The Turnbull government has unveiled a surprise bank tax in the budget, drawing criticism from the major lenders and warnings from analysts.
In one of the biggest revenue raising initiatives of this year’s budget, the government unveiled a new 6 basis point levy on certain liabilities of Commonwealth Bank, Westpac, ANZ, National Australia Bank and Macquarie Group to raise $6.2 billion over four years.
The levy will apply to banks with liabilities of more than $100 billion, which the government said would see the major banks “assist with budget repair”. It argued the relative competitive position of smaller banks and non-banks would also be improved.
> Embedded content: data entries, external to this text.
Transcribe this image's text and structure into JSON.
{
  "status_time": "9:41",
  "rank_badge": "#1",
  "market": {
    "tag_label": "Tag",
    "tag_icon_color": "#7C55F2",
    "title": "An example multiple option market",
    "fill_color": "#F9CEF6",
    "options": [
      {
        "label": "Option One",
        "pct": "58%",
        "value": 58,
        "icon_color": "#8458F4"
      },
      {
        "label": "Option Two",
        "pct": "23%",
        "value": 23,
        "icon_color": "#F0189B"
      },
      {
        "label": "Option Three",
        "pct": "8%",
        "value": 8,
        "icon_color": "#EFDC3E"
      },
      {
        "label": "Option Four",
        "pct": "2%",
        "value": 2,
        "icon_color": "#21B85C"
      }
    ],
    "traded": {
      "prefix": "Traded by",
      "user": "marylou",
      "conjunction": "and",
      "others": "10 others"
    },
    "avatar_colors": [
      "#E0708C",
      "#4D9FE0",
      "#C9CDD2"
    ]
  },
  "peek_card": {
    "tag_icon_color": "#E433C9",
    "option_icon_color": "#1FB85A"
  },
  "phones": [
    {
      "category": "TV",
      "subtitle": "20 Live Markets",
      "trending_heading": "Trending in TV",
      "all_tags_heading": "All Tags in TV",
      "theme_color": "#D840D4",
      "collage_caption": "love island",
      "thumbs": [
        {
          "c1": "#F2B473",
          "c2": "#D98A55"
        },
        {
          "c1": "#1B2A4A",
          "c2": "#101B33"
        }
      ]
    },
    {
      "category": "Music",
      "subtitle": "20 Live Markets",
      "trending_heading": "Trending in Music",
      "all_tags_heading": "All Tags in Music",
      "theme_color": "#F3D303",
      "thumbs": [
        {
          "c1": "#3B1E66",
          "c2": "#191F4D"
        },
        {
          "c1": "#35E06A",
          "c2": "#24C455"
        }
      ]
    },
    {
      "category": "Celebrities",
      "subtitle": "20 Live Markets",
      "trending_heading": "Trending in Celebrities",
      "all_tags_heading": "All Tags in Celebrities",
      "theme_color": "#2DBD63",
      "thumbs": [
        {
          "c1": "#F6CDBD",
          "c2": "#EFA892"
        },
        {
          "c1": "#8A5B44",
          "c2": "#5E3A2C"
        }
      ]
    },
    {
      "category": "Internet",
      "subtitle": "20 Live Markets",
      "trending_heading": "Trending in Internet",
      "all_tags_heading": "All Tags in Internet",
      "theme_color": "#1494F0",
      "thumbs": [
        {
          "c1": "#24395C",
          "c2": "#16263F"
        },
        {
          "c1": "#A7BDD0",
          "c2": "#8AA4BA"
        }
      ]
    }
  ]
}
Westpac chief executive Brian Hartzer today labelled the levy a “stealth tax” on people’s savings and shares in the banks by increasing costs and making Australia’s banks less competitive globally.
“There is no ‘magic pudding’. The cost of any new tax is ultimately borne by shareholders, borrowers, depositors, and employees,” he said in a statement.
“The Australian banks are already the largest taxpayers, with Westpac the country’s second largest taxpayer. Westpac already pays over 30 per cent of its profits in tax and this will now increase even further.
“While similar taxes operate in other international jurisdictions, they were introduced to recover the cost of governments having to take over their banks. No taxpayer funds have been used to prop-up the Australian banks. In addition, international jurisdictions that apply measures such as this already have much lower corporate tax rates than Australia – for example, in the UK the corporate tax rate is 20 per cent.
“It is disappointing that the Australian government has implicitly favoured large foreign banks over Australian banks operating in their home market.”
Treasurer Scott Morrison said the levy would be calculated quarterly 1.5 basis points of the banks’ liabilities, such as corporate bonds, but excluding deposits protected by the government’s Financial Claims Scheme that covers savings up to $250,000. However, banks said there was a lack of detail provided.
The government also flagged legislating a new “Banking Executive Accountability Regime” for executives, setting up a “one-stop shop” to deal with financial disputes and tasked the Productivity Commission to review competition in the financial system.
Anna Bligh, the chief of the The Australian Bankers’ Association, which represents 25 banks, labelled the levy a tax on the entire economy, not just the five affected banks.
“This new tax is not a well thought out policy response to a public interest issue, it is a political tax grab to cover a budget black hole. It is naïve and misguided and has already sent the wrong signals to global financial markets about the strength and stability of our banking sector,” she said.
Mr Hartzer said the tax countered the regulator’s objective to make banks “unquestionably strong” because higher taxes reduced the ability to generate capital organically.
Deutsche Bank analyst Andrew Triggs estimated the levy could reduce the big four’s cash earnings by 3-6 per cent, assuming no tax deductibility of the levy.
“Collectively these measures look unusually harsh and will likely materially impact earnings for the five banks targeted,” he told clients in the wake of the budget’s banking initiatives. “While such a levy has been put in place in other countries such as the UK, typically this was in the years soon after the financial crisis and in countries which required bank sector recapitalisations.”